7. Implications and Future Directions

  • Field impact
  • A practical template for “one model, many modalities” that competes with specialized systems while simplifying pipelines (Figures 5–6; Table 7). The integrated responsibility stack—factuality triad, adversarial multimodal safety sets, red teaming—sets a deployment bar for generalist agents (Sections 5.1.6, 7.1–7.4).

  • Enabled research

  • Agents that combine Gemini‑class reasoning with tools and search (AlphaCode 2 demonstrates top‑15% Codeforces performance by coupling Gemini Pro with search, clustering, and reranking; Section 5.1.7). Future work can extend this paradigm to planning, retrieval‑augmented generation across modalities, and robust tool‑use security.
  • Evaluation science: the paper’s contamination analysis and “pixel‑only” protocols motivate new, leakage‑resistant multimodal benchmarks and standardized sampling/reporting practices.

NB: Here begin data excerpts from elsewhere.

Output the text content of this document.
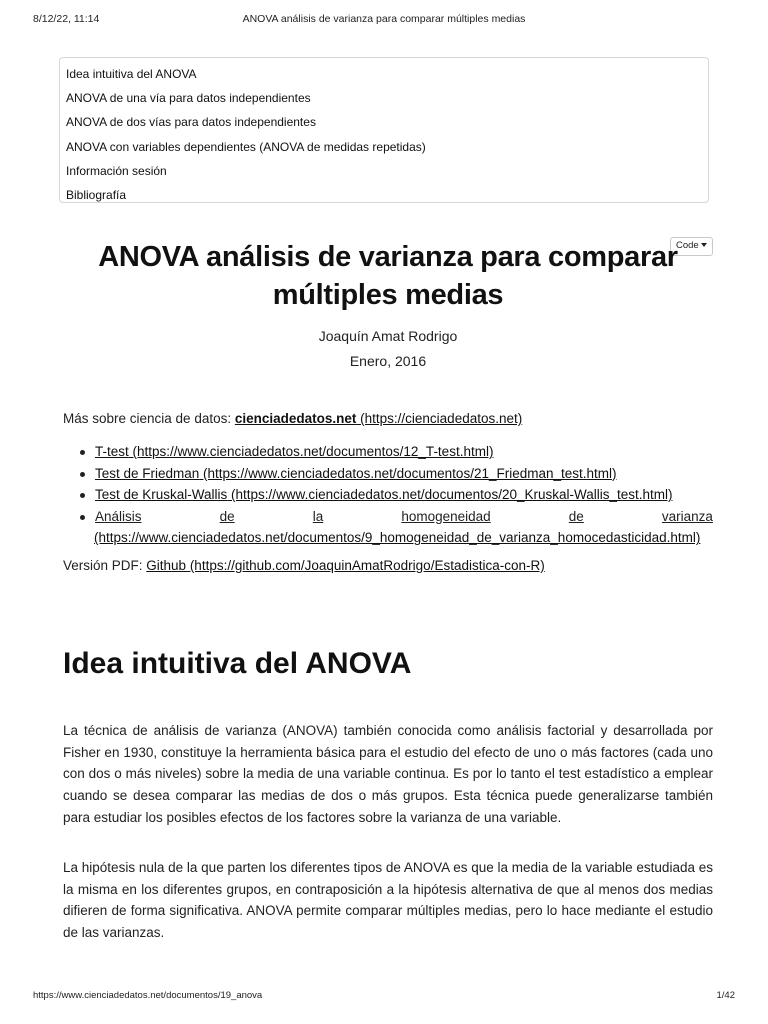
8/12/22, 11:14	ANOVA análisis de varianza para comparar múltiples medias
Idea intuitiva del ANOVA
ANOVA de una vía para datos independientes
ANOVA de dos vías para datos independientes
ANOVA con variables dependientes (ANOVA de medidas repetidas)
Información sesión
Bibliografía
Code
ANOVA análisis de varianza para comparar múltiples medias
Joaquín Amat Rodrigo
Enero, 2016
Más sobre ciencia de datos: cienciadedatos.net (https://cienciadedatos.net)
T-test (https://www.cienciadedatos.net/documentos/12_T-test.html)
Test de Friedman (https://www.cienciadedatos.net/documentos/21_Friedman_test.html)
Test de Kruskal-Wallis (https://www.cienciadedatos.net/documentos/20_Kruskal-Wallis_test.html)
Análisis	de	la	homogeneidad	de	varianza
(https://www.cienciadedatos.net/documentos/9_homogeneidad_de_varianza_homocedasticidad.html)
Versión PDF: Github (https://github.com/JoaquinAmatRodrigo/Estadistica-con-R)
Idea intuitiva del ANOVA

La técnica de análisis de varianza (ANOVA) también conocida como análisis factorial y desarrollada por Fisher en 1930, constituye la herramienta básica para el estudio del efecto de uno o más factores (cada uno con dos o más niveles) sobre la media de una variable continua. Es por lo tanto el test estadístico a emplear cuando se desea comparar las medias de dos o más grupos. Esta técnica puede generalizarse también para estudiar los posibles efectos de los factores sobre la varianza de una variable.

La hipótesis nula de la que parten los diferentes tipos de ANOVA es que la media de la variable estudiada es la misma en los diferentes grupos, en contraposición a la hipótesis alternativa de que al menos dos medias difieren de forma significativa. ANOVA permite comparar múltiples medias, pero lo hace mediante el estudio de las varianzas.

https://www.cienciadedatos.net/documentos/19_anova	1/42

  • Applications and downstream use

  • Education and accessibility: grading handwritten work, captioning images/videos, explaining charts/diagrams, and audio‑visual tutoring (Figures 1, 10, 13, 23; Table 13).
  • Enterprise productivity: long‑context summarization/search over mixed‑media documents; robust chart/table understanding (Figure 10; Section 5.1.5).
  • Software engineering and data tasks: strong coding and math performance, boosted further by tools (Table 2, Table 15); image generation to support content creation (Figure 6).
  • On‑device experiences: summarization, retrieval QA, and reasoning at the edge with Nano models (Table 3; Figure 3).

Selected results to remember (with sources): - “MMLU 90.04% with uncertainty‑routed CoT@32” (Table 2; Appendix 10.2, Figure 9). - “MMMU pass@1 59.4% (Maj1@32 62.4%) ‘pixel‑only’ zero‑shot; GPT‑4V 56.8%” (Table 7, Table 8). - “WMT23 average BLEURT 74.4 (Ultra) vs 73.8 (GPT‑4)” (Table 4). - “Tool use boosts NQ from 59.0% → 68.0% and RealTimeQA from 39.2% → 70.8%” (Table 15). - “Factuality inaccuracy halved (6.7% → 3.8%); attribution up (40.2% → 60.0%); hedging to 69.3%” (Table 6). - “Goodput 97% at Ultra scale via in‑memory recovery and SDC scanning” (Section 3).

Definitions of less-common terms used above: - BLEURT: a learned MT quality metric that correlates with human judgments better than BLEU (Table 4). - AIS: “Attributable to Identified Sources,” a human‑rated measure of whether generated text is faithful to provided sources (Section 5.1.6; Table 6). - WER: Word Error Rate, standard ASR metric (Table 11). - CIDEr: Image/video captioning metric measuring consensus with reference captions (Table 10). - Goodput: fraction of total training time spent doing useful new steps, not recovery/overhead (Section 3).